Ward - starszy brat Jacka. Zagrał go niejaki Matthew McConaughey. Aktora nie znam, wiec nie wypowiem się co do popisów.
Ward wydaje nam się odpowiedzialny, silny, dojrzały itp. W końcu pracuje dla gazety, pisze artykuły. Zainteresował się mordercą, chciał o nim coś napisać. Jednak gdy oglądamy dalsze perypetie związane z Wardem zauważamy, że z nim jest coś nie tak ... nagle się zmienia. 

Najbardziej intrygującą postacią jest Hillary Van Wetter. I ciekawym zaskoczeniem, że gra go John Cusack. Dlaczego zaskoczeniem? Bo facet ma za milutką twarz na to, ale ... niech was to nie zmyli, bo w The Paperboy dał z siebie bardzo wiele. Zagrał również po mistrzowsku, no i pogratulujemy mu tej zaborczej, nieco gwałtownej, brutalnej duszy :P Wiele włożył w swoją postać. Mamy tu dwie sceny - trochę ero, gdzie Cusack nas zaskakuje. Jedni mogą rzygnąć tęczą, zaś inni już nie spojrzą na niego tak jak kiedyś,a  ja? Ciężko mi było patrzeć jak posuwa na ostro postać Kidman, oraz to, że lizał jej *** nie przejdzie mi to przez klawiaturę.
Po prostu mamy tu totalny nieogar :)
Ciekawostką jest to, że naprawdę nie dowiemy się KTO ZABIŁ szeryfa. Pewniak był, że to nie Hillary. Został więc wypuszczony z więzienia. Mógł spokojnie wrócić na bagna, ale najpierw pojechał po Charlotte, gdzie ją najpierw porządnie wygrzmocił, a następnie zabrał do siebie.
Wiec cieszymy się, że Hillary jest niewinny ... ale ... coś jednak było z nim nie tak ... już na spotkaniu w więzieniu pokazywał sie z tej negatywnej strony. Powiemy, że był totalnym świrem. W glowie miał tylko to by przelecieć swoją "narzeczoną", w tyłku miał, że mogli lada chwila go posadzić na krzesło elektryczne. Nie dbał o to, nie pokazywał, ze jest ofiarą. Nie miał nawet chęci. Był wyluzowany, co chciał to mówił.
Swoim zdaniem powiem, ze jako Hillary był zboczony, obleśny i świrnięty. Socjopata.
Charlotte potraktował jak dziwkę, wyzywał ją. I nasuwała się myśl, czy on faktycznie nie zabił? Na pewno zabił, bo ma zachowanie psychola. Ale później dowiadujemy sie, ze nie on zamordował szeryfa, więc wychodzi na wolność. Hillary mógłby żyć dalej, ale ... nie powiem co :) 
Polubiłam jego postać :) Ale niestety miejscami obleśna. Cóż ...
Jednak małe ale! Bardzo mało scen z Hillarym, a przecież ta postać mogłaby nas mocniej przestraszyć, prawda? Zabrakło wątku wspólnego życia z Charlotte na bagnach. Niewiele wiemy o nim, niestety ...
Cusack bardzo dobrze zagrał rolę złego charakteru. Thrillery coraz bardziej pasują do niego, a raczej on do nich :)

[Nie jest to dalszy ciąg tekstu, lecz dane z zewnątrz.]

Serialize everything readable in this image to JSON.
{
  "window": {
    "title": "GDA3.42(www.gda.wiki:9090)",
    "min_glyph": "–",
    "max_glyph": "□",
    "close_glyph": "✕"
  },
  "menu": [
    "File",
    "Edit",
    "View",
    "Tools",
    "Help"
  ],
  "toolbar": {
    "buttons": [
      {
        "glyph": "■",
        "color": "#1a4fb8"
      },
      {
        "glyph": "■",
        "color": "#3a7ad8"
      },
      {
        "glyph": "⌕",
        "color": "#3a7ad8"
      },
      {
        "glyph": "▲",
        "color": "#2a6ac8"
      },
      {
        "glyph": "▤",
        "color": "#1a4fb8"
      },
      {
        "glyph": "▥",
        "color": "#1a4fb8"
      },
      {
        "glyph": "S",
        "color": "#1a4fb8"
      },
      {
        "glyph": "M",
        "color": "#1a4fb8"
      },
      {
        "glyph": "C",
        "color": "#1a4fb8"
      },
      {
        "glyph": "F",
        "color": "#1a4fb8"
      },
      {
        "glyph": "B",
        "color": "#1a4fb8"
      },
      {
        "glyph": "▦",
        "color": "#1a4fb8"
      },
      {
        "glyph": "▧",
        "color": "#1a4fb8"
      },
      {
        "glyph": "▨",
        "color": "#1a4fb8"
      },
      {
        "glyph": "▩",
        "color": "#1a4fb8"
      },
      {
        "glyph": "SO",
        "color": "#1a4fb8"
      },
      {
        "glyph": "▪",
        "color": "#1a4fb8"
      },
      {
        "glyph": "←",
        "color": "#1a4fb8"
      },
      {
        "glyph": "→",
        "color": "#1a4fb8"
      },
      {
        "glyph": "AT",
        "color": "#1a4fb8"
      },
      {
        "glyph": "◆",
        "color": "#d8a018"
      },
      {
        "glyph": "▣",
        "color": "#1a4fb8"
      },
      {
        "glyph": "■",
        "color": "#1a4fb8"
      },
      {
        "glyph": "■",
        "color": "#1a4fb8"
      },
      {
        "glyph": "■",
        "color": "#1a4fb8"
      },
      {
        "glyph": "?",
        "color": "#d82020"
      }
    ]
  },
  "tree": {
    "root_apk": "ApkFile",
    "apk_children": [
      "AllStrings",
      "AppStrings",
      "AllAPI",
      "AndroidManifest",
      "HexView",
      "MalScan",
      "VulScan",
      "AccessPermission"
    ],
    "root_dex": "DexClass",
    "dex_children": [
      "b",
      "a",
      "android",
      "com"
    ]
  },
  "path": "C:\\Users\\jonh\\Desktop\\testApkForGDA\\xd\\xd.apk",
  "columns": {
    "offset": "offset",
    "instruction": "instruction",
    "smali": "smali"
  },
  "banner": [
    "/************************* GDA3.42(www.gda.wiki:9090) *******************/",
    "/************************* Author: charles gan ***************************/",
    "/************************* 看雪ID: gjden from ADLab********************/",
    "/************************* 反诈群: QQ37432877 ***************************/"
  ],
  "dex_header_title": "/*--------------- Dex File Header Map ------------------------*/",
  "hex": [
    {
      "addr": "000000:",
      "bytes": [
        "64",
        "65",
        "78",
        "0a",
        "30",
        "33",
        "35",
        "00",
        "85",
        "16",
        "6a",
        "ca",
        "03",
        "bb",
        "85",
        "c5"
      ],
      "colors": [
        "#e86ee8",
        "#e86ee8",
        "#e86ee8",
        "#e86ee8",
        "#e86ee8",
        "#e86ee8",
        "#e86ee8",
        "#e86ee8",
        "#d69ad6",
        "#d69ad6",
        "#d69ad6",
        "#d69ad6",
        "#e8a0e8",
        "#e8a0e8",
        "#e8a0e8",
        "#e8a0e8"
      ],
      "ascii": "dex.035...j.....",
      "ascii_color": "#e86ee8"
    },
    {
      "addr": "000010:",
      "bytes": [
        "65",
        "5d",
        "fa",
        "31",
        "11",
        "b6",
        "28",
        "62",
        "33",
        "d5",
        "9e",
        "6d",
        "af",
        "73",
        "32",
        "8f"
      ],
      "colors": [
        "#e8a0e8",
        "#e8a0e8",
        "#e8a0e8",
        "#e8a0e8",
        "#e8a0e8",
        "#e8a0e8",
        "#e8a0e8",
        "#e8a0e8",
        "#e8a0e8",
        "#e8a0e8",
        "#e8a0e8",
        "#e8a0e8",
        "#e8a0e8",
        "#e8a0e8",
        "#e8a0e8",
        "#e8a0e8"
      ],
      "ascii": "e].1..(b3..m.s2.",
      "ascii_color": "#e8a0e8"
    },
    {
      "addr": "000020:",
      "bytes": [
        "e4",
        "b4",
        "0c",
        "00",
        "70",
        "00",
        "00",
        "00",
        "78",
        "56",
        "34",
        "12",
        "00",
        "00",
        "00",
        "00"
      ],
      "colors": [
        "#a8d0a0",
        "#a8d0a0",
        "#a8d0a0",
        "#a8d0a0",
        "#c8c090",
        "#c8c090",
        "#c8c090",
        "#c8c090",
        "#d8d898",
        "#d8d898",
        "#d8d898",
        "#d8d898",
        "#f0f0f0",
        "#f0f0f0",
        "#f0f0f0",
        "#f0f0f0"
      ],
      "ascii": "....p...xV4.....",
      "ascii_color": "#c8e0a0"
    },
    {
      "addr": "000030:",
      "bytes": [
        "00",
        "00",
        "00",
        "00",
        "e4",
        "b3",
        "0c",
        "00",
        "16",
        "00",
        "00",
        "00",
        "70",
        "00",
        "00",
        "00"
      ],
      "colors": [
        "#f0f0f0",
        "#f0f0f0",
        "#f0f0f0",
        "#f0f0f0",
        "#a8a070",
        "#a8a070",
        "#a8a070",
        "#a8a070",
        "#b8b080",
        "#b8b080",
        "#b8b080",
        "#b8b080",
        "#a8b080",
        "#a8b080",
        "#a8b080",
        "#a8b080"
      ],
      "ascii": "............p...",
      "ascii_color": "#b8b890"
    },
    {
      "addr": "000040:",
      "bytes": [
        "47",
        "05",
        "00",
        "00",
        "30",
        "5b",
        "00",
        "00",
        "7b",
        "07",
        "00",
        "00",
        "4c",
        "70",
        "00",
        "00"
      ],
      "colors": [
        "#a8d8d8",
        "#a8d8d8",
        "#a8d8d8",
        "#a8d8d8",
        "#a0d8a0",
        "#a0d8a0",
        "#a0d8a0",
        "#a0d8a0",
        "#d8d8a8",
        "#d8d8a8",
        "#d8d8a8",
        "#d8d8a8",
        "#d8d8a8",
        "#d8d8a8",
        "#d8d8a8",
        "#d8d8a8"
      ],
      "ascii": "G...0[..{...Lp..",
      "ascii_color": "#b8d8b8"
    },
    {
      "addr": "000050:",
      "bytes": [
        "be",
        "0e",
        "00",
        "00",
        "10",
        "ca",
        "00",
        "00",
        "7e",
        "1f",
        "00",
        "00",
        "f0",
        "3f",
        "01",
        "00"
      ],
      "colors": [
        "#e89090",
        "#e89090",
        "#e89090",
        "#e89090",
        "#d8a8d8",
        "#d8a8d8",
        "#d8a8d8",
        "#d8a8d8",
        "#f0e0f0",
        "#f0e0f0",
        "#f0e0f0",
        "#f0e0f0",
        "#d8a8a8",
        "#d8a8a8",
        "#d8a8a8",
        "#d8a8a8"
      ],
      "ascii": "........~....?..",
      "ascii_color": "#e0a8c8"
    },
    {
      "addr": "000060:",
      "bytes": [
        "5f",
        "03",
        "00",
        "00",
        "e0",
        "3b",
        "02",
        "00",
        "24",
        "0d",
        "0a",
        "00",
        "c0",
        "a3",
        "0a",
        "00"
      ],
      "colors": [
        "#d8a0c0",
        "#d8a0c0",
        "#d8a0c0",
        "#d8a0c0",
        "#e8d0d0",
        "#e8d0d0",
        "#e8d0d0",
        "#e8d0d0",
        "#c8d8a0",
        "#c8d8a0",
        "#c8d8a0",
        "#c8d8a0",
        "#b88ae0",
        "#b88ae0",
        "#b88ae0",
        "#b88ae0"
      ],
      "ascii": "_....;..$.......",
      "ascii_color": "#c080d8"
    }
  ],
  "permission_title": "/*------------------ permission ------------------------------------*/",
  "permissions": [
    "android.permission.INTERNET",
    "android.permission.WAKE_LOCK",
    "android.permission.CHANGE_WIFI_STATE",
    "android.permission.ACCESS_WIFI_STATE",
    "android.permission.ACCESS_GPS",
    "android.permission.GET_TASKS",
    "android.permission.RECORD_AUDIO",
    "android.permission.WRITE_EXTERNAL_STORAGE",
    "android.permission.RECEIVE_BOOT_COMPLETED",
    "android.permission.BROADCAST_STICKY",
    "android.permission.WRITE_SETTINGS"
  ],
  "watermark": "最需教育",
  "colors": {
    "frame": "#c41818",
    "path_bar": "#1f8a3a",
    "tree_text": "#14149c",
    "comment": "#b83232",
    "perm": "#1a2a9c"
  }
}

Jaki mamy tam klimat? Parę osób twierdzi, że dość campowy film, erotyczny, obleśny itp. Hmm ... co ja na to? Może i są dwie obleśne sceny z Kidman i Cusackiem, no, ale cóż ... mnie to nie przeszkadza, choć nie mogłam z lekka znieść widoku Johna w takim obrazku. Na pewno nie powiem, że juz nie spojrzę na niego tak samo, jak kiedyś, bo rola wymagała go w takim charakterze ... no, ale miałam wypieki na twarzy oglądając go w akcji ... 


Ocena filmu - 10/10 - warto obejrzeć! Na pewno nie będziesz się nudzić, bo coś zawsze się dzieje.